I did identify several aspects of the redesign that I wasn’t going to be able to deliver on my own, mainly image assets. I was having a hard time gathering stock photography to match what they were asking me for. When I made this clear to the client, and told them that delivering everything I felt needed to be done within the accelerated timeline was going to be difficult, they told me that they had other developer resources that we could bring in. I said by all means.

This hasn’t been going quite the way I hoped it would turn out. In anticipation, I wrote up a project summary, invited the outside dev to my Basecamp, where I had all of the project notes and tasks, and spent several sessions building out a backlog of things that needed to be done. I told the dev, a PHP and Laravel dev from Pakistan, that I needed their assistance with one particular task: setting up the MemberPress plugin for us.

It doesn’t seem that any of that has even been considered. When I got the text, to the effect that development would proceed from scratch due to the difficulty in determining what I had done, I checked logs for the staging site and saw that no one besides myself had even logged into it. So something else appears to be going on. I suspect that besides the English language barrier, the outside dev might be more of a Laravel developer than a WordPress one.
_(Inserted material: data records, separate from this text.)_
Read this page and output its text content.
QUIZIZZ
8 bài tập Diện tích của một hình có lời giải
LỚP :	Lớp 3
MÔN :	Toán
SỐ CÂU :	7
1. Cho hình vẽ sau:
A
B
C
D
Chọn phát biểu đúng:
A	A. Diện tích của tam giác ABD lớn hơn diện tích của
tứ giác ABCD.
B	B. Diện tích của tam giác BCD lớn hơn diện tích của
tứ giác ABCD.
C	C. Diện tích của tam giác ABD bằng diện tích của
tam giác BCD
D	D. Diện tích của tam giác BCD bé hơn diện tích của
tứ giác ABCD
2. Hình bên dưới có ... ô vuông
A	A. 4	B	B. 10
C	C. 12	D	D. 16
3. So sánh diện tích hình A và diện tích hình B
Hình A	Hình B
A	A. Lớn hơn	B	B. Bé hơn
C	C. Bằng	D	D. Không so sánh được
And I find it highly ironic they’re starting from scratch, when I literally spent two months trying to figure out what the last dev did.

I’m trying to tread a fine line here given that this engagement is with someone I consider to be a friend. We had gotten into some heated discussions about this, and you know the old saw about mixing business with pleasure. Still, my friend is enough of a intrepid entrepreneur that I considered this a baby step into what should be the start of a mutually profitable enterprise for both of us. When they broached the subject of terminating the arrangement with me a few weeks ago, I was so held by a sense of honor that I basically volunteered to finish the work for free. That’s why this morning’s message stung so much.

I replied back with as much tact as was possible given the cortisone flowing. I told them that the outside dev hadn’t even given a cursory look at what I had done, and I asked that they take another look at the progress I had made in the past few days before they pulled the trigger on a redesign. Further, I said, even if they did insist on moving forward with a new project, I intended to continue my development on the staging site until I was satisfied that I had fulfilled my promise to deliver the redesign and the membership features by the end of next week.

This project has taught me a lot already, both about WordPress development, but aslo about managing client expectations. I have got to spend more time focusing on the business side of the relationship, and establish some formal contracts and work blueprints so that expectations are better managed up front. For now, I’ve got about twenty hours of work left in the month in which to deliver and salvage this project. Failure is not an option, and neither is ruining this friendship.